Salon reviewer Andrew O’hehir blatantly calls out Interstellar for trying to outshine Kubrick’s space epic.
“‘Interstellar’ is M. Night Shyamalan’s finest film. It blends the aching, yearning, Hallmark-flavored sentimentality, the melodramatic plot twists and the pseudo-profound philosophical reversals with some surprising nuggets of cutting-edge hard science and a view of the human future grounded in both realism and hope.
It hits all the notes a Shyamalan fan could hope for: It’s about an all-American farm family in the Corn Belt struggling through hard times, it’s about a grand intergalactic adventure whose real subject is family and love, and it’s got numerous scenes of major movie stars trying to hold back the tears but not succeeding.”
The decision to use Interstellar to make an M. Night Shyamalan comparison is chilling for one simple reason: M. Night’s reputation among reviewers and moviegoers began to decline during nearly the exact window of time that Christopher’s reputation began to greatly improve.
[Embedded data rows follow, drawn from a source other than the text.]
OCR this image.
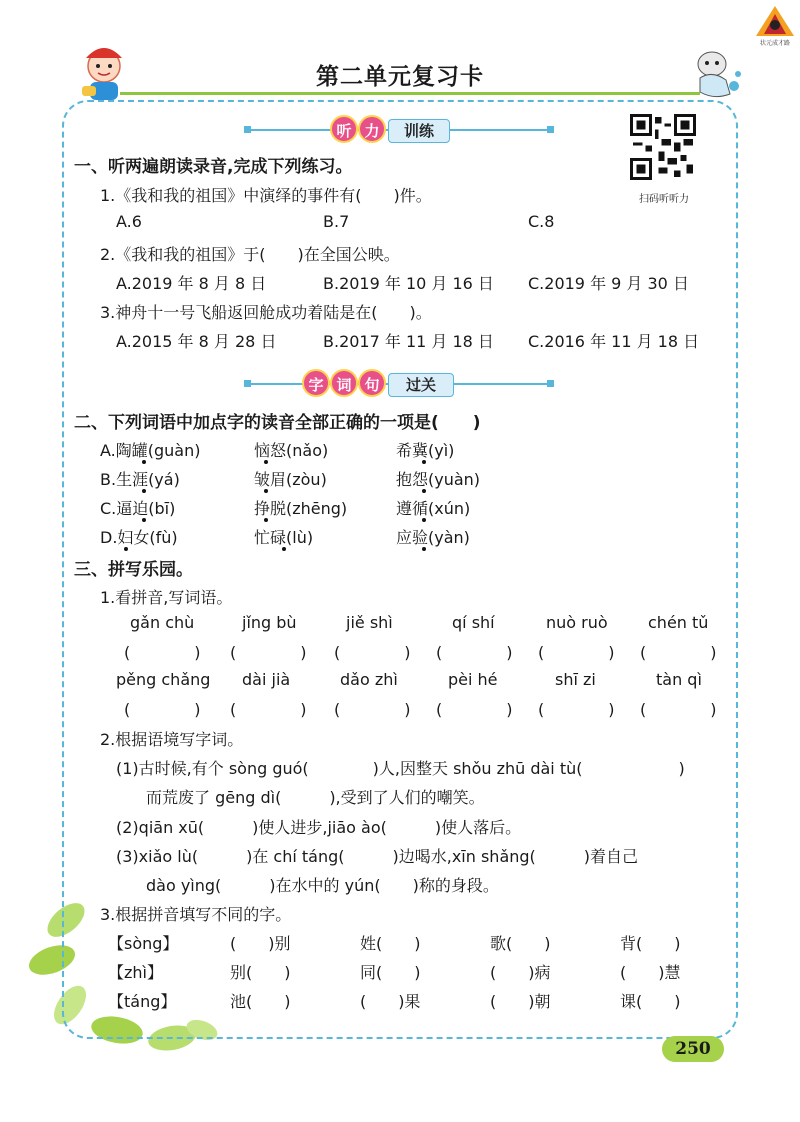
状元成才路
第二单元复习卡
扫码听听力
听 力	训练
一、听两遍朗读录音,完成下列练习。
1.《我和我的祖国》中演绎的事件有(　　)件。
A.6	B.7	C.8
2.《我和我的祖国》于(　　)在全国公映。
A.2019 年 8 月 8 日	B.2019 年 10 月 16 日 C.2019 年 9 月 30 日
3.神舟十一号飞船返回舱成功着陆是在(　　)。
A.2015 年 8 月 28 日	B.2017 年 11 月 18 日 C.2016 年 11 月 18 日
字 词 句	过关
二、下列词语中加点字的读音全部正确的一项是(　　)
A.陶罐(guàn)	恼怒(nǎo)	希冀(yì)
B.生涯(yá)	皱眉(zòu)	抱怨(yuàn)
C.逼迫(bī)	挣脱(zhēng)	遵循(xún)
D.妇女(fù)	忙碌(lù)	应验(yàn)
三、拼写乐园。
1.看拼音,写词语。
gǎn chù	jǐng bù	jiě shì	qí shí	nuò ruò	chén tǔ
(　　　　) (　　　　) (　　　　) (　　　　) (　　　　) (　　　　)
pěng chǎng dài jià	dǎo zhì	pèi hé	shī zi	tàn qì
(　　　　) (　　　　) (　　　　) (　　　　) (　　　　) (　　　　)
2.根据语境写字词。
(1)古时候,有个 sòng guó(　　　　)人,因整天 shǒu zhū dài tù(　　　　　　)
而荒废了 gēng dì(　　　),受到了人们的嘲笑。
(2)qiān xū(　　　)使人进步,jiāo ào(　　　)使人落后。
(3)xiǎo lù(　　　)在 chí táng(　　　)边喝水,xīn shǎng(　　　)着自己
dào yìng(　　　)在水中的 yún(　　)称的身段。
3.根据拼音填写不同的字。
【sòng】	(　　)别	姓(　　)	歌(　　)	背(　　)
【zhì】	别(　　)	同(　　)	(　　)病	(　　)慧
【táng】	池(　　)	(　　)果	(　　)朝	课(　　)
250
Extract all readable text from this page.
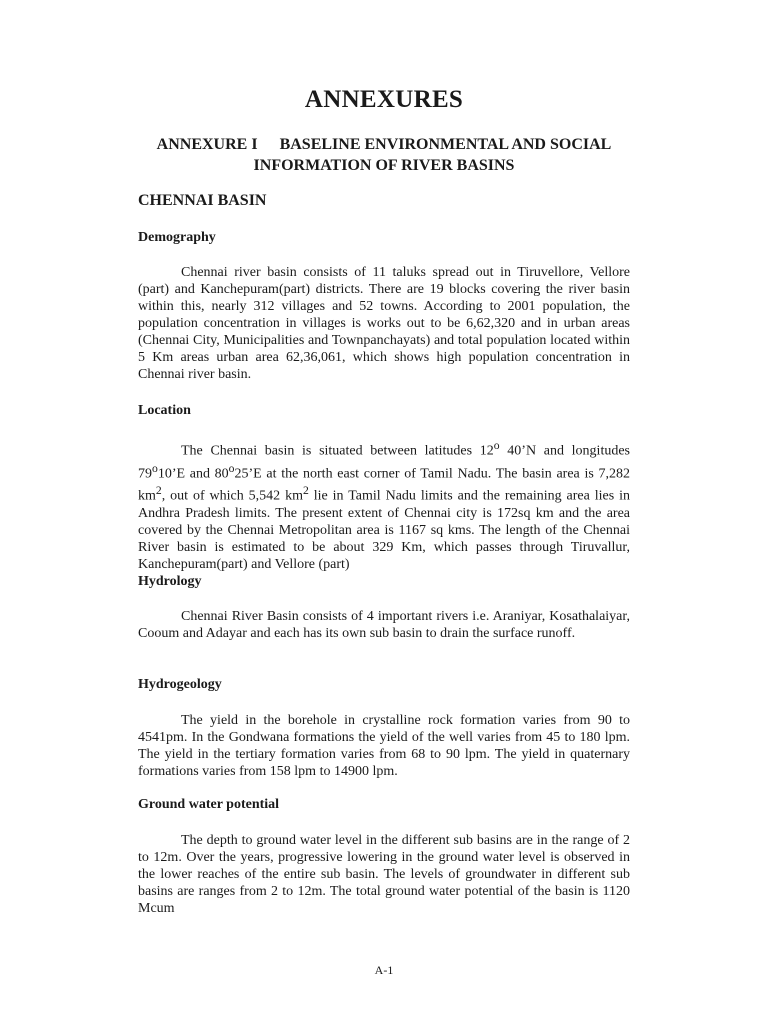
ANNEXURES
ANNEXURE I BASELINE ENVIRONMENTAL AND SOCIAL
INFORMATION OF RIVER BASINS
CHENNAI BASIN
Demography

Chennai river basin consists of 11 taluks spread out in Tiruvellore, Vellore (part) and Kanchepuram(part) districts. There are 19 blocks covering the river basin within this, nearly 312 villages and 52 towns. According to 2001 population, the population concentration in villages is works out to be 6,62,320 and in urban areas (Chennai City, Municipalities and Townpanchayats) and total population located within 5 Km areas urban area 62,36,061, which shows high population concentration in Chennai river basin.

Location

The Chennai basin is situated between latitudes 12$^o$ 40’N and longitudes 79$^o$10’E and 80$^o$25’E at the north east corner of Tamil Nadu. The basin area is 7,282 $km^2$, out of which 5,542 $km^2$ lie in Tamil Nadu limits and the remaining area lies in Andhra Pradesh limits. The present extent of Chennai city is 172sq km and the area covered by the Chennai Metropolitan area is 1167 sq kms. The length of the Chennai River basin is estimated to be about 329 Km, which passes through Tiruvallur, Kanchepuram(part) and Vellore (part)

Hydrology

Chennai River Basin consists of 4 important rivers i.e. Araniyar, Kosathalaiyar, Cooum and Adayar and each has its own sub basin to drain the surface runoff.

Hydrogeology

The yield in the borehole in crystalline rock formation varies from 90 to 4541pm. In the Gondwana formations the yield of the well varies from 45 to 180 lpm. The yield in the tertiary formation varies from 68 to 90 lpm. The yield in quaternary formations varies from 158 lpm to 14900 lpm.

Ground water potential

The depth to ground water level in the different sub basins are in the range of 2 to 12m. Over the years, progressive lowering in the ground water level is observed in the lower reaches of the entire sub basin. The levels of groundwater in different sub basins are ranges from 2 to 12m. The total ground water potential of the basin is 1120 Mcum

A-1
Indeed, one has to ask if Shyamalan had never deviated from a pattern of mind-bending masterpieces if movie fans would have wandered off in search of a suitable replacement.
— FOX59 News (@FOX59) November 7, 2014
Whether we would we even CARE about Christopher Nolan or Interstellar in a world where M. Night Shyamalan reigned supreme is certainly one for the ages.
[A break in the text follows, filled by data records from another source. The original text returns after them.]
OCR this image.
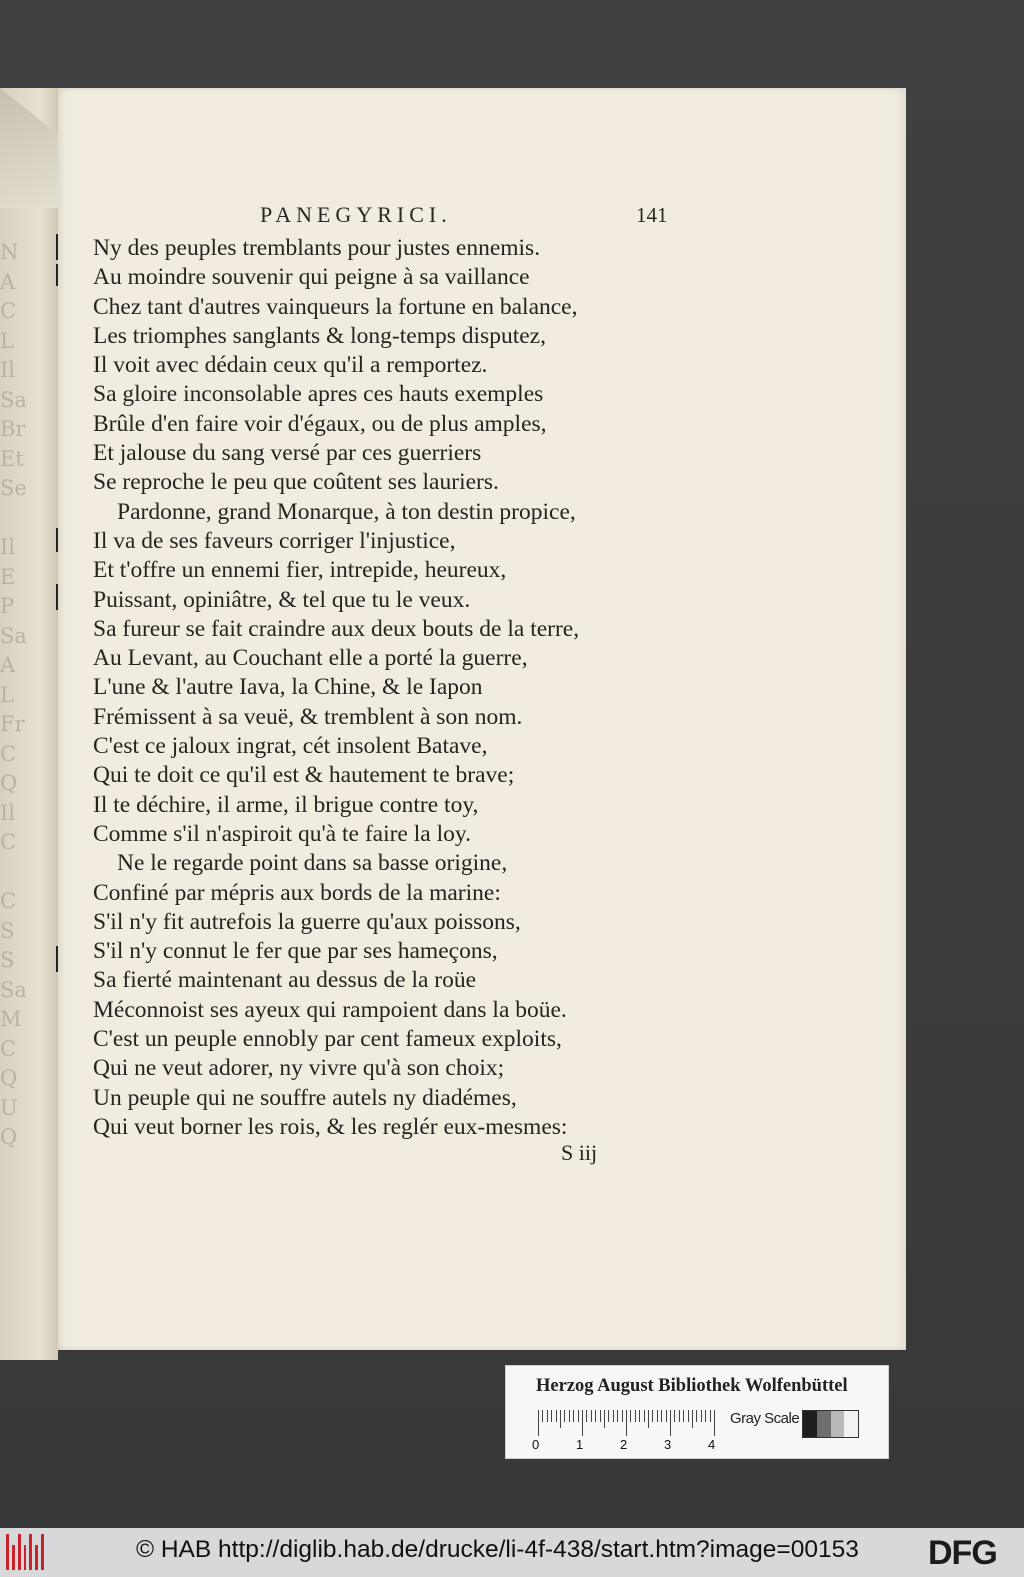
N
A
C
L
Il
Sa
Br
Et
Se
Il
E
P
Sa
A
L
Fr
C
Q
Il
C
C
S
S
Sa
M
C
Q
U
Q
PANEGYRICI.	141
Ny des peuples tremblants pour justes ennemis.
Au moindre souvenir qui peigne à sa vaillance
Chez tant d'autres vainqueurs la fortune en balance,
Les triomphes sanglants & long-temps disputez,
Il voit avec dédain ceux qu'il a remportez.
Sa gloire inconsolable apres ces hauts exemples
Brûle d'en faire voir d'égaux, ou de plus amples,
Et jalouse du sang versé par ces guerriers
Se reproche le peu que coûtent ses lauriers.
Pardonne, grand Monarque, à ton destin propice,
Il va de ses faveurs corriger l'injustice,
Et t'offre un ennemi fier, intrepide, heureux,
Puissant, opiniâtre, & tel que tu le veux.
Sa fureur se fait craindre aux deux bouts de la terre,
Au Levant, au Couchant elle a porté la guerre,
L'une & l'autre Iava, la Chine, & le Iapon
Frémissent à sa veuë, & tremblent à son nom.
C'est ce jaloux ingrat, cét insolent Batave,
Qui te doit ce qu'il est & hautement te brave;
Il te déchire, il arme, il brigue contre toy,
Comme s'il n'aspiroit qu'à te faire la loy.
Ne le regarde point dans sa basse origine,
Confiné par mépris aux bords de la marine:
S'il n'y fit autrefois la guerre qu'aux poissons,
S'il n'y connut le fer que par ses hameçons,
Sa fierté maintenant au dessus de la roüe
Méconnoist ses ayeux qui rampoient dans la boüe.
C'est un peuple ennobly par cent fameux exploits,
Qui ne veut adorer, ny vivre qu'à son choix;
Un peuple qui ne souffre autels ny diadémes,
Qui veut borner les rois, & les reglér eux-mesmes:
S iij
Herzog August Bibliothek Wolfenbüttel
0	1	2	3	4
Gray Scale
© HAB http://diglib.hab.de/drucke/li-4f-438/start.htm?image=00153 DFG
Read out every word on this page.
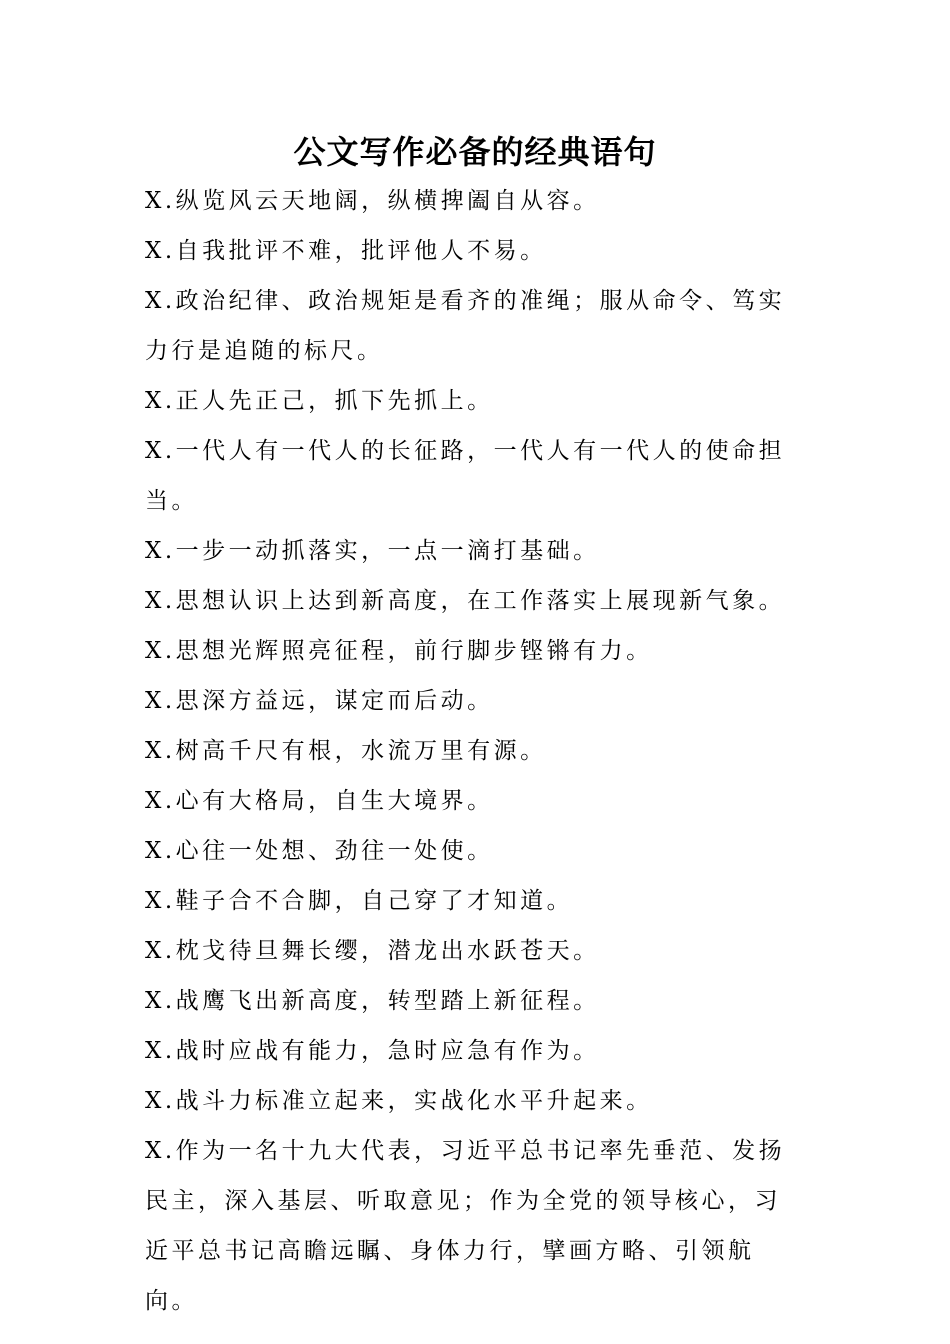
公文写作必备的经典语句

X.纵览风云天地阔，纵横捭阖自从容。

X.自我批评不难，批评他人不易。

X.政治纪律、政治规矩是看齐的准绳；服从命令、笃实力行是追随的标尺。

X.正人先正己，抓下先抓上。

X.一代人有一代人的长征路，一代人有一代人的使命担当。

X.一步一动抓落实，一点一滴打基础。

X.思想认识上达到新高度，在工作落实上展现新气象。

X.思想光辉照亮征程，前行脚步铿锵有力。

X.思深方益远，谋定而后动。

X.树高千尺有根，水流万里有源。

X.心有大格局，自生大境界。

X.心往一处想、劲往一处使。

X.鞋子合不合脚，自己穿了才知道。

X.枕戈待旦舞长缨，潜龙出水跃苍天。

X.战鹰飞出新高度，转型踏上新征程。

X.战时应战有能力，急时应急有作为。

X.战斗力标准立起来，实战化水平升起来。

X.作为一名十九大代表，习近平总书记率先垂范、发扬民主，深入基层、听取意见；作为全党的领导核心，习近平总书记高瞻远瞩、身体力行，擘画方略、引领航向。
This Salon reviewer’s comparison was no doubt made in an effort to demonstrate wit; only time and 20/20 hindsight will reveal if it was an unwittingly prophetic observation about Nolan’s career path.
What is finally acknowledged via the feedback from Interstellar the director has revealed his fallibility. When the time came to eclipse an iconic predecessor (Kubrick, not Shyamalan), he failed in the eyes of a number of onlookers.
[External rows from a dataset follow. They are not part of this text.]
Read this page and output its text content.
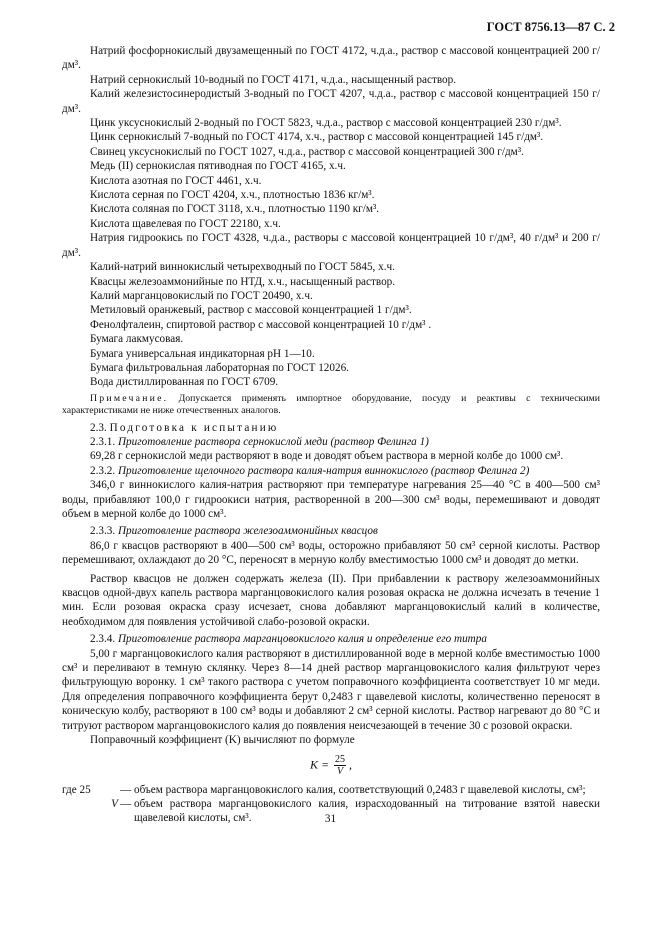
ГОСТ 8756.13—87 С. 2

Натрий фосфорнокислый двузамещенный по ГОСТ 4172, ч.д.а., раствор с массовой концентрацией 200 г/дм³.

Натрий сернокислый 10-водный по ГОСТ 4171, ч.д.а., насыщенный раствор.

Калий железистосинеродистый 3-водный по ГОСТ 4207, ч.д.а., раствор с массовой концентрацией 150 г/дм³.

Цинк уксуснокислый 2-водный по ГОСТ 5823, ч.д.а., раствор с массовой концентрацией 230 г/дм³.

Цинк сернокислый 7-водный по ГОСТ 4174, х.ч., раствор с массовой концентрацией 145 г/дм³.

Свинец уксуснокислый по ГОСТ 1027, ч.д.а., раствор с массовой концентрацией 300 г/дм³.

Медь (II) сернокислая пятиводная по ГОСТ 4165, х.ч.

Кислота азотная по ГОСТ 4461, х.ч.

Кислота серная по ГОСТ 4204, х.ч., плотностью 1836 кг/м³.

Кислота соляная по ГОСТ 3118, х.ч., плотностью 1190 кг/м³.

Кислота щавелевая по ГОСТ 22180, х.ч.

Натрия гидроокись по ГОСТ 4328, ч.д.а., растворы с массовой концентрацией 10 г/дм³, 40 г/дм³ и 200 г/дм³.

Калий-натрий виннокислый четырехводный по ГОСТ 5845, х.ч.

Квасцы железоаммонийные по НТД, х.ч., насыщенный раствор.

Калий марганцовокислый по ГОСТ 20490, х.ч.

Метиловый оранжевый, раствор с массовой концентрацией 1 г/дм³.

Фенолфталеин, спиртовой раствор с массовой концентрацией 10 г/дм³ .

Бумага лакмусовая.

Бумага универсальная индикаторная рН 1—10.

Бумага фильтровальная лабораторная по ГОСТ 12026.

Вода дистиллированная по ГОСТ 6709.

Примечание. Допускается применять импортное оборудование, посуду и реактивы с техническими характеристиками не ниже отечественных аналогов.

2.3. Подготовка к испытанию

2.3.1. Приготовление раствора сернокислой меди (раствор Фелинга 1)

69,28 г сернокислой меди растворяют в воде и доводят объем раствора в мерной колбе до 1000 см³.

2.3.2. Приготовление щелочного раствора калия-натрия виннокислого (раствор Фелинга 2)

346,0 г виннокислого калия-натрия растворяют при температуре нагревания 25—40 °С в 400—500 см³ воды, прибавляют 100,0 г гидроокиси натрия, растворенной в 200—300 см³ воды, перемешивают и доводят объем в мерной колбе до 1000 см³.

2.3.3. Приготовление раствора железоаммонийных квасцов

86,0 г квасцов растворяют в 400—500 см³ воды, осторожно прибавляют 50 см³ серной кислоты. Раствор перемешивают, охлаждают до 20 °С, переносят в мерную колбу вместимостью 1000 см³ и доводят до метки.

Раствор квасцов не должен содержать железа (II). При прибавлении к раствору железоаммонийных квасцов одной-двух капель раствора марганцовокислого калия розовая окраска не должна исчезать в течение 1 мин. Если розовая окраска сразу исчезает, снова добавляют марганцовокислый калий в количестве, необходимом для появления устойчивой слабо-розовой окраски.

2.3.4. Приготовление раствора марганцовокислого калия и определение его титра

5,00 г марганцовокислого калия растворяют в дистиллированной воде в мерной колбе вместимостью 1000 см³ и переливают в темную склянку. Через 8—14 дней раствор марганцовокислого калия фильтруют через фильтрующую воронку. 1 см³ такого раствора с учетом поправочного коэффициента соответствует 10 мг меди. Для определения поправочного коэффициента берут 0,2483 г щавелевой кислоты, количественно переносят в коническую колбу, растворяют в 100 см³ воды и добавляют 2 см³ серной кислоты. Раствор нагревают до 80 °С и титруют раствором марганцовокислого калия до появления неисчезающей в течение 30 с розовой окраски.

Поправочный коэффициент (K) вычисляют по формуле

$K = \frac{25}{V}$ ,
где 25	— объем раствора марганцовокислого калия, соответствующий 0,2483 г щавелевой кислоты, см³;
V — объем раствора марганцовокислого калия, израсходованный на титрование взятой навески щавелевой кислоты, см³.	31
Perhaps this glaring failure is why, despite the fact that Interstellar is a well-received movie, some are treating it as though it somehow “flopped.”
Perspective is very important. After all, this observation by critics and movie fans came by way of a film that was praised far more than panned.
Interstellar is by all accounts (even that of detractors) visual perfection. If you are looking for something to dazzle your eyes, Christopher Nolan makes good on early promises.
If you are instead hoping for Interstellar to be a brilliant commentary about life on other planets or the fact-based scientific intricacies of space travel, you’ll likely be disappointed.
As for whether Interstellar is itself a good movie, opinion is divided—though reviews skew in the direction “worth seeing at least once.”
— The AV Club (@TheAVClub) November 5, 2014
Interstellar will not be the crowning achievement that fans of this director were expecting. Still, the mixed (by his standards) reviews could inspire him to begin to devote as much time to the little details as the big picture. Therein lies a fatal flaw that keeps Nolan from being THE greatest director of his generation (rather than the supposed second coming of great directors past).
If Interstellar leads to something grander and even more ambitious from Christopher Nolan, then in retrospect it will have been a significant and necessary turning point towards the right direction.
It’s doubtful anyone wants Interstellar to eventually be viewed in the same light as The Village.
The Village had all the potential in the world to be amazing, but was thwarted by a twist ending that ruined the movie. It is also widely-viewed as the beginning of the end for the once beloved Shyamalan.